- Born: Sheila Harrison 7 March 1947 St Albans, England
- Died: 16 June 2009 (aged 62) Cambridge, England
- Other name: Sheila Bingham
- Education: Queen Elizabeth College, University of London
- Occupation: nutritional epidemiologist
- Known for: research in diet and disease
- Spouses: ; Roger Bingham ​ ​(m. 1970, divorced)​ ; Simon Rodwell ​(m. 2000)​

= Sheila Rodwell =

British nutritional epidemiologist

Sheila Rodwell OBE (née Harrison; March 7, 1947 – June 16, 2009), known professionally by her first married name Sheila Bingham, was a British nutritional epidemiologist known for conducting detailed studies into clarify the biological mechanisms underlying the effects of different diets on health and disease, especially cancer.
==Education==
Bingham was educated at Loughborough High School and graduated from Queen Elizabeth College with a BSc in Nutrition in 1968, and 1969 with a Postgraduate Diploma in Dietetics as dietitian. In 1984, she was awarded her PhD from the University of London for her work on the development of biomarkers of nutritional intake.

==Career==
After having worked as a hospital dietitian, Bingham became a research officer at the MRC Dunn Human Nutrition Unit. She was one of the founding investigators of the European Prospective Investigation into Cancer and Nutrition and the EPIC Norfolk cohort in and around Norwich. She became deputy director of the MRC Dunn Human Nutrition Unit in 1997 and leader of the "Diet and Cancer" group. In 2006, she became director of the new MRC Centre for Nutritional Epidemiology in Cancer Prevention and Survival at the University of Cambridge. She was honorary professor of Nutritional Epidemiology at the University of Cambridge and lifelong fellow at Clare Hall.
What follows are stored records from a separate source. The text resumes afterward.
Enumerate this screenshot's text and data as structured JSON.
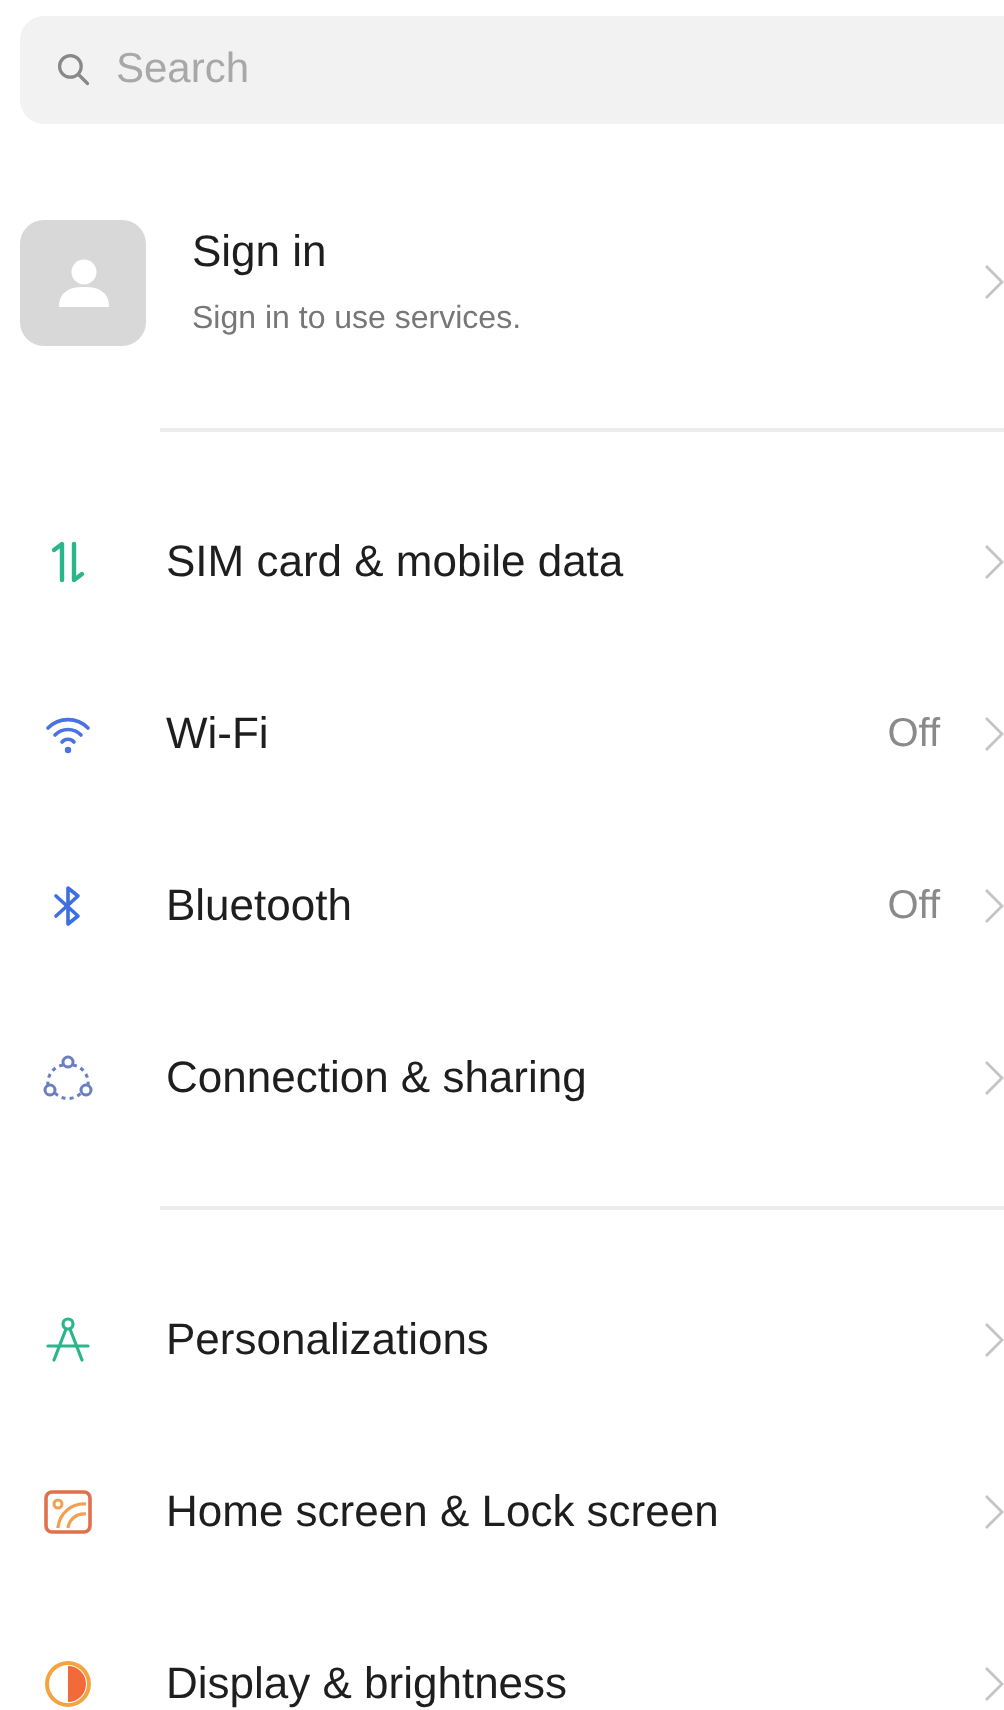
{
  "search": {
    "placeholder": "Search"
  },
  "account": {
    "title": "Sign in",
    "subtitle": "Sign in to use services."
  },
  "sections": [
    {
      "items": [
        {
          "label": "SIM card & mobile data"
        },
        {
          "label": "Wi-Fi",
          "value": "Off"
        },
        {
          "label": "Bluetooth",
          "value": "Off"
        },
        {
          "label": "Connection & sharing"
        }
      ]
    },
    {
      "items": [
        {
          "label": "Personalizations"
        },
        {
          "label": "Home screen & Lock screen"
        },
        {
          "label": "Display & brightness"
        }
      ]
    }
  ]
}
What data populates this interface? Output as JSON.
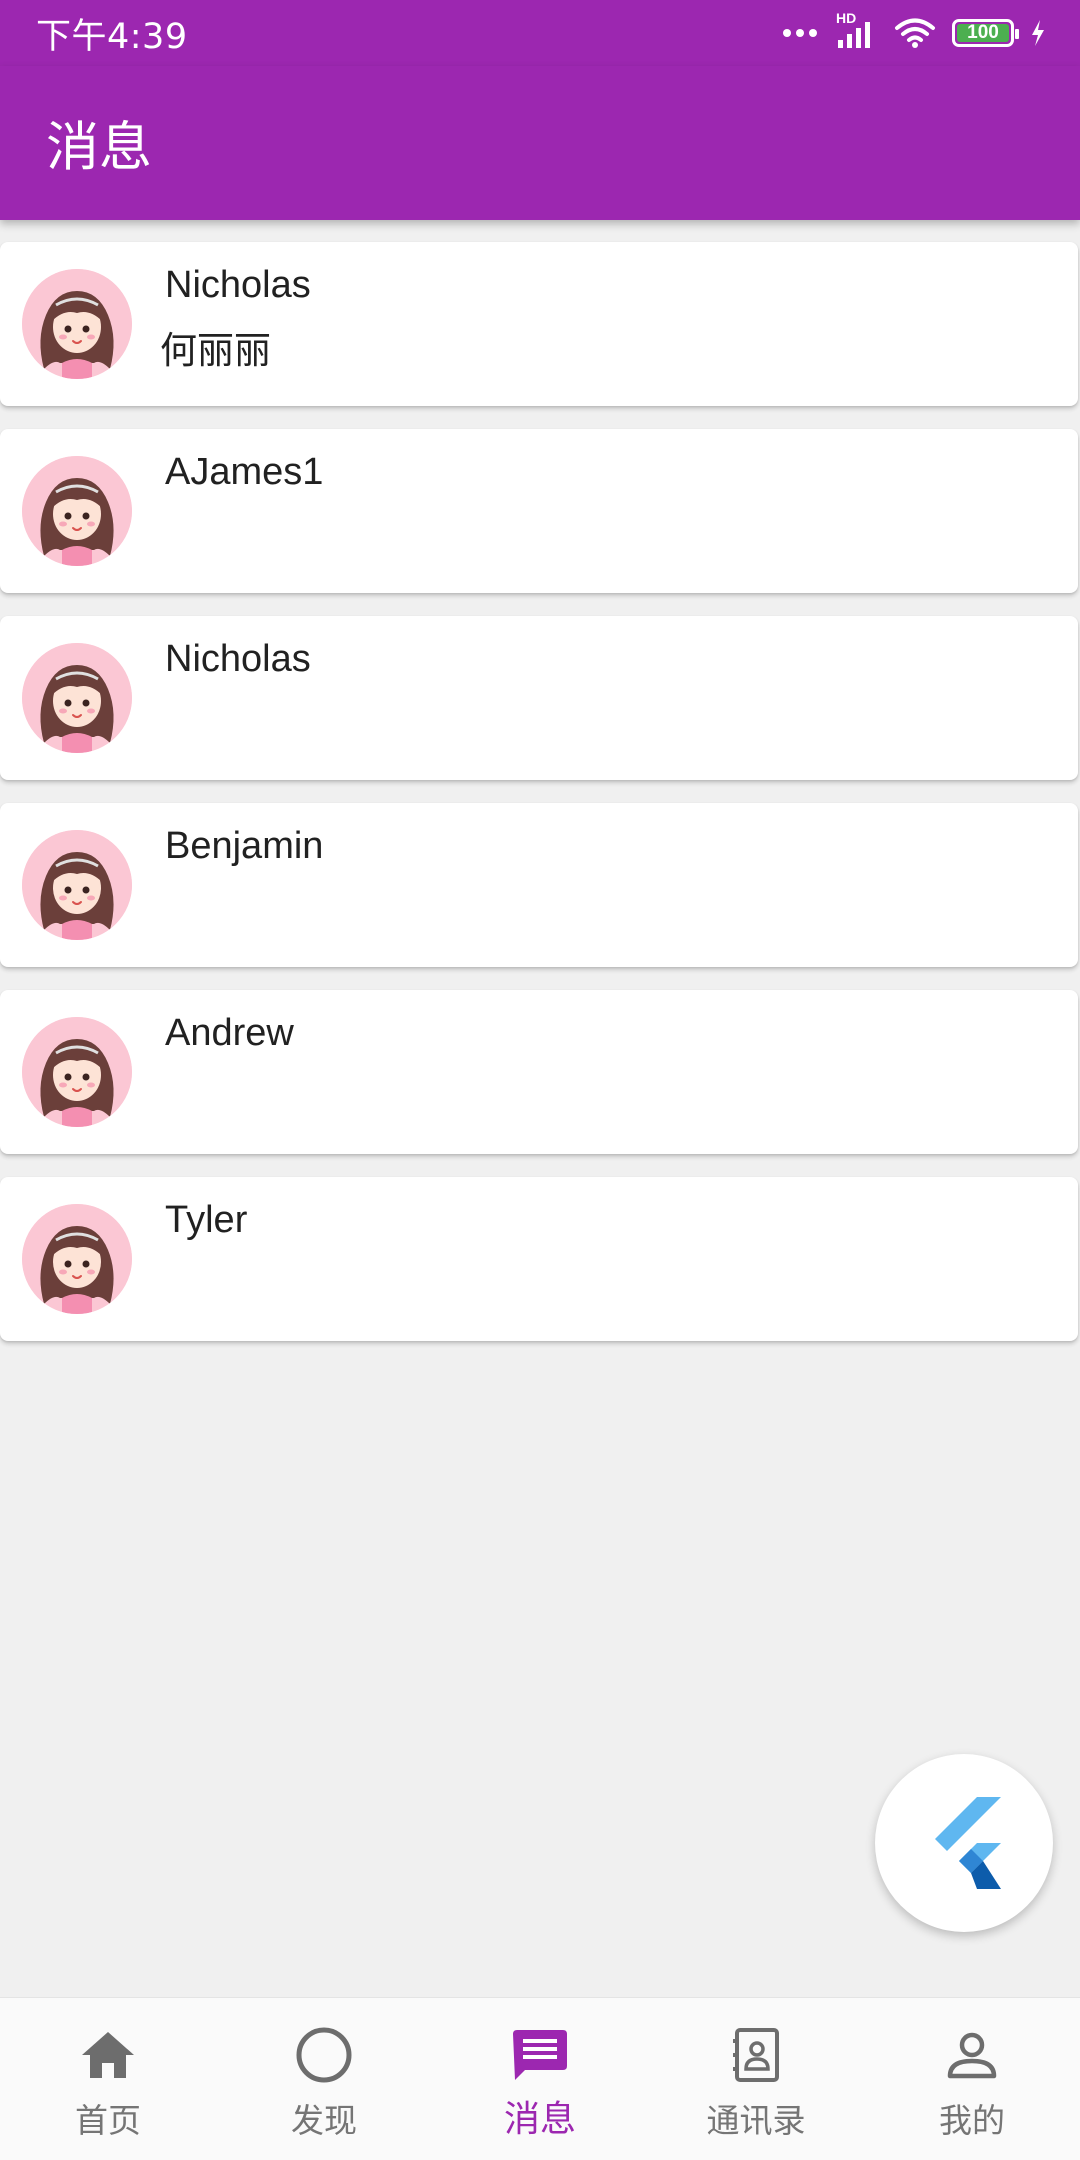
{
  "status_bar": {
    "time": "下午4:39",
    "network_label": "HD",
    "battery": "100",
    "battery_level": 1.0
  },
  "app_bar": {
    "title": "消息"
  },
  "messages": [
    {
      "name": "Nicholas",
      "preview": "何丽丽"
    },
    {
      "name": "AJames1",
      "preview": ""
    },
    {
      "name": "Nicholas",
      "preview": ""
    },
    {
      "name": "Benjamin",
      "preview": ""
    },
    {
      "name": "Andrew",
      "preview": ""
    },
    {
      "name": "Tyler",
      "preview": ""
    }
  ],
  "fab": {
    "icon": "flutter-logo-icon"
  },
  "bottom_nav": {
    "active_index": 2,
    "items": [
      {
        "label": "首页",
        "icon": "home-icon"
      },
      {
        "label": "发现",
        "icon": "circle-icon"
      },
      {
        "label": "消息",
        "icon": "message-icon"
      },
      {
        "label": "通讯录",
        "icon": "contacts-icon"
      },
      {
        "label": "我的",
        "icon": "person-icon"
      }
    ]
  },
  "colors": {
    "primary": "#9c27b0",
    "background": "#f0f0f0",
    "nav_inactive": "#757575",
    "avatar_bg": "#fbc7d4",
    "flutter_light": "#5fb7f0",
    "flutter_dark": "#0d5cab"
  }
}
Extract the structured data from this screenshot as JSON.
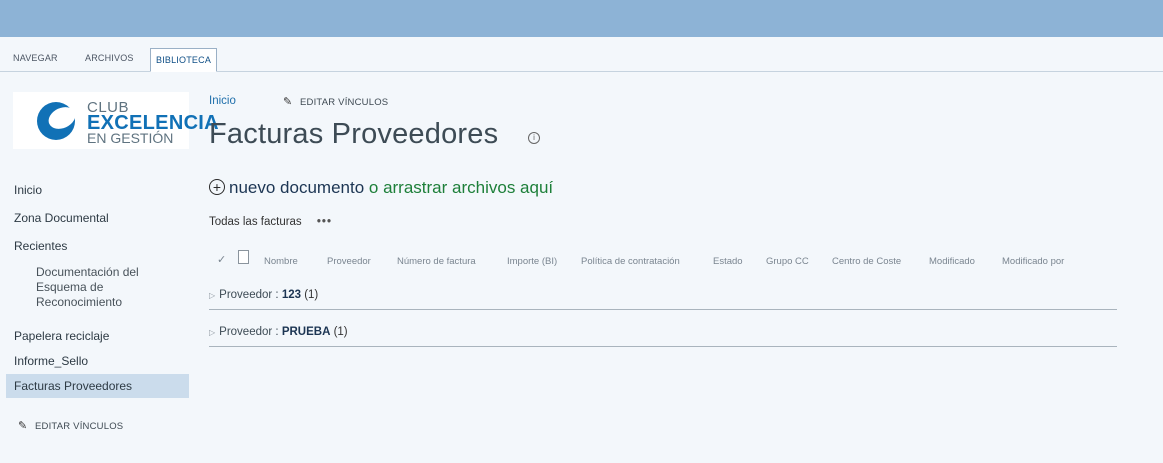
{
  "ribbon": {
    "tabs": [
      "NAVEGAR",
      "ARCHIVOS",
      "BIBLIOTECA"
    ]
  },
  "logo": {
    "line1": "CLUB",
    "line2": "EXCELENCIA",
    "line3": "EN GESTIÓN"
  },
  "nav": {
    "items": [
      "Inicio",
      "Zona Documental",
      "Recientes",
      "Documentación del",
      "Esquema de",
      "Reconocimiento",
      "Papelera reciclaje",
      "Informe_Sello",
      "Facturas Proveedores"
    ],
    "edit_links": "EDITAR VÍNCULOS"
  },
  "breadcrumb": {
    "home": "Inicio",
    "edit_links": "EDITAR VÍNCULOS"
  },
  "page": {
    "title": "Facturas Proveedores",
    "info_icon": "i"
  },
  "actions": {
    "new_document": "nuevo documento",
    "drag_hint": "o arrastrar archivos aquí"
  },
  "view": {
    "name": "Todas las facturas",
    "more": "•••"
  },
  "columns": [
    "Nombre",
    "Proveedor",
    "Número de factura",
    "Importe (BI)",
    "Política de contratación",
    "Estado",
    "Grupo CC",
    "Centro de Coste",
    "Modificado",
    "Modificado por"
  ],
  "groups": [
    {
      "label": "Proveedor :",
      "value": "123",
      "count": "(1)"
    },
    {
      "label": "Proveedor :",
      "value": "PRUEBA",
      "count": "(1)"
    }
  ],
  "colors": {
    "topbar": "#8db3d6",
    "accent": "#1171b6",
    "link": "#1f6fab",
    "new_doc": "#1d7f39",
    "nav_selected": "#cbdcec"
  }
}
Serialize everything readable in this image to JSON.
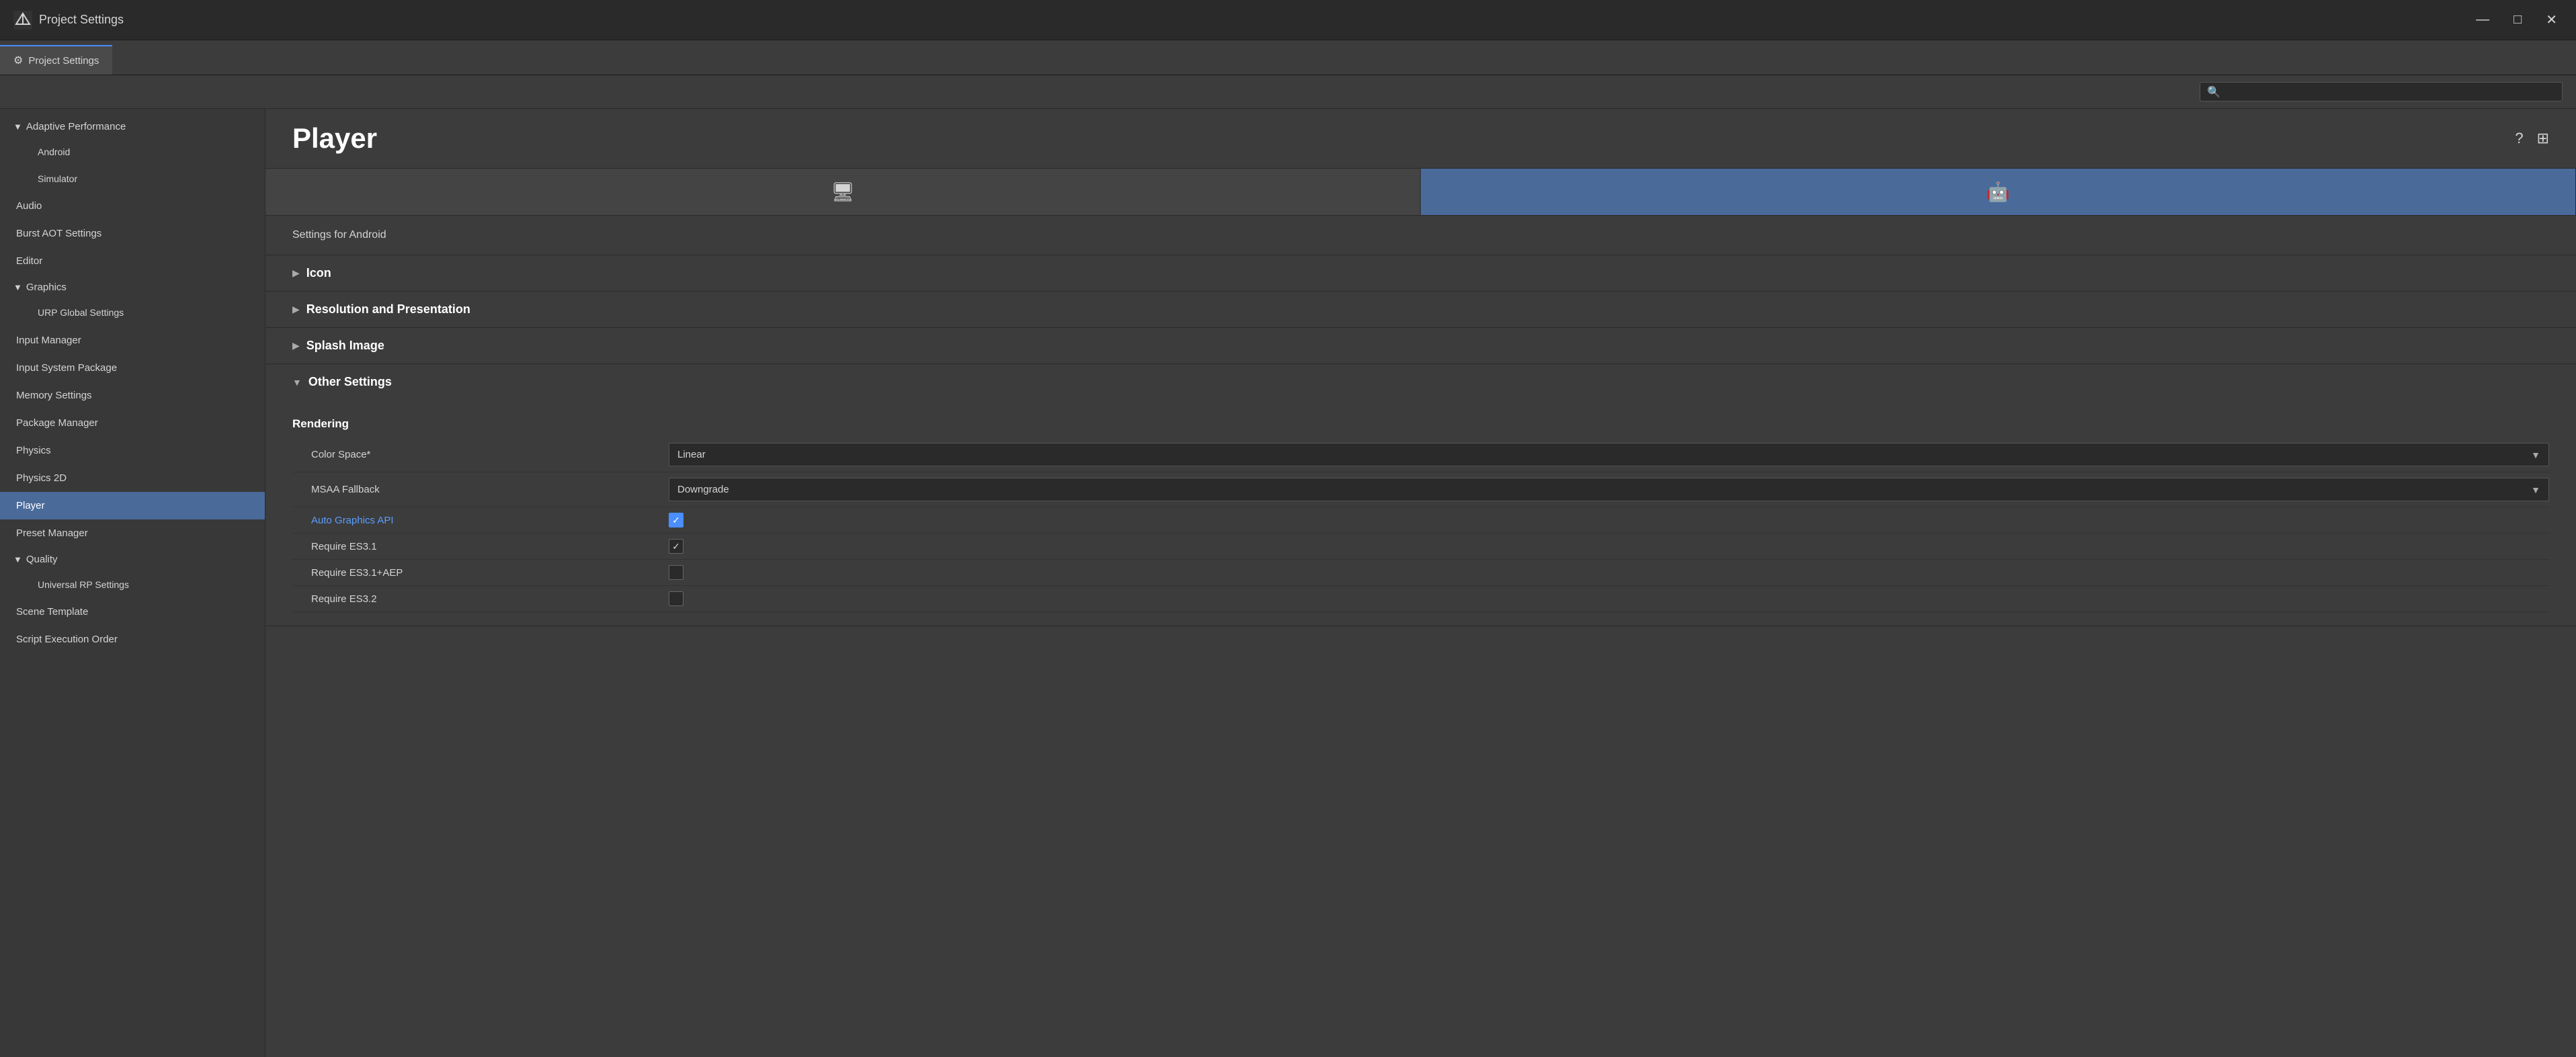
{
  "titleBar": {
    "title": "Project Settings",
    "icon": "⚙",
    "minimizeBtn": "—",
    "restoreBtn": "□",
    "closeBtn": "✕"
  },
  "tabBar": {
    "activeTab": "Project Settings",
    "tabs": [
      {
        "label": "Project Settings",
        "icon": "⚙"
      }
    ]
  },
  "search": {
    "placeholder": ""
  },
  "sidebar": {
    "items": [
      {
        "id": "adaptive-performance",
        "label": "Adaptive Performance",
        "type": "section-header",
        "expanded": true
      },
      {
        "id": "android",
        "label": "Android",
        "type": "child"
      },
      {
        "id": "simulator",
        "label": "Simulator",
        "type": "child"
      },
      {
        "id": "audio",
        "label": "Audio",
        "type": "item"
      },
      {
        "id": "burst-aot",
        "label": "Burst AOT Settings",
        "type": "item"
      },
      {
        "id": "editor",
        "label": "Editor",
        "type": "item"
      },
      {
        "id": "graphics",
        "label": "Graphics",
        "type": "section-header",
        "expanded": true
      },
      {
        "id": "urp-global",
        "label": "URP Global Settings",
        "type": "child"
      },
      {
        "id": "input-manager",
        "label": "Input Manager",
        "type": "item"
      },
      {
        "id": "input-system",
        "label": "Input System Package",
        "type": "item"
      },
      {
        "id": "memory-settings",
        "label": "Memory Settings",
        "type": "item"
      },
      {
        "id": "package-manager",
        "label": "Package Manager",
        "type": "item"
      },
      {
        "id": "physics",
        "label": "Physics",
        "type": "item"
      },
      {
        "id": "physics-2d",
        "label": "Physics 2D",
        "type": "item"
      },
      {
        "id": "player",
        "label": "Player",
        "type": "item",
        "active": true
      },
      {
        "id": "preset-manager",
        "label": "Preset Manager",
        "type": "item"
      },
      {
        "id": "quality",
        "label": "Quality",
        "type": "section-header",
        "expanded": true
      },
      {
        "id": "universal-rp",
        "label": "Universal RP Settings",
        "type": "child"
      },
      {
        "id": "scene-template",
        "label": "Scene Template",
        "type": "item"
      },
      {
        "id": "script-execution",
        "label": "Script Execution Order",
        "type": "item"
      }
    ]
  },
  "content": {
    "title": "Player",
    "helpIcon": "?",
    "layoutIcon": "⊞",
    "settingsFor": "Settings for Android",
    "platformTabs": [
      {
        "id": "standalone",
        "icon": "🖥",
        "label": "Standalone",
        "active": false
      },
      {
        "id": "android",
        "icon": "🤖",
        "label": "Android",
        "active": true
      }
    ],
    "sections": [
      {
        "id": "icon",
        "title": "Icon",
        "expanded": false,
        "arrow": "▶"
      },
      {
        "id": "resolution",
        "title": "Resolution and Presentation",
        "expanded": false,
        "arrow": "▶"
      },
      {
        "id": "splash",
        "title": "Splash Image",
        "expanded": false,
        "arrow": "▶"
      },
      {
        "id": "other",
        "title": "Other Settings",
        "expanded": true,
        "arrow": "▼",
        "subSections": [
          {
            "id": "rendering",
            "title": "Rendering",
            "fields": [
              {
                "id": "color-space",
                "label": "Color Space*",
                "type": "dropdown",
                "value": "Linear"
              },
              {
                "id": "msaa-fallback",
                "label": "MSAA Fallback",
                "type": "dropdown",
                "value": "Downgrade"
              },
              {
                "id": "auto-graphics-api",
                "label": "Auto Graphics API",
                "type": "checkbox",
                "checked": true,
                "isLink": true
              },
              {
                "id": "require-es31",
                "label": "Require ES3.1",
                "type": "checkbox",
                "checked": true,
                "isLink": false
              },
              {
                "id": "require-es31-aep",
                "label": "Require ES3.1+AEP",
                "type": "checkbox",
                "checked": false,
                "isLink": false
              },
              {
                "id": "require-es32",
                "label": "Require ES3.2",
                "type": "checkbox",
                "checked": false,
                "isLink": false
              }
            ]
          }
        ]
      }
    ]
  }
}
She was elected a Fellow of the Academy of Medical Sciences in 2001 and appointed an Officer of the Order of the British Empire in 2009.

==Research==
Bingham's research concerned the association between diet and disease, and in particular objective methods for the objective assessment of dietary exposure.

==Personal life==
Bingham married Roger Bingham in 1970; in 2000 she married Simon Rodwell.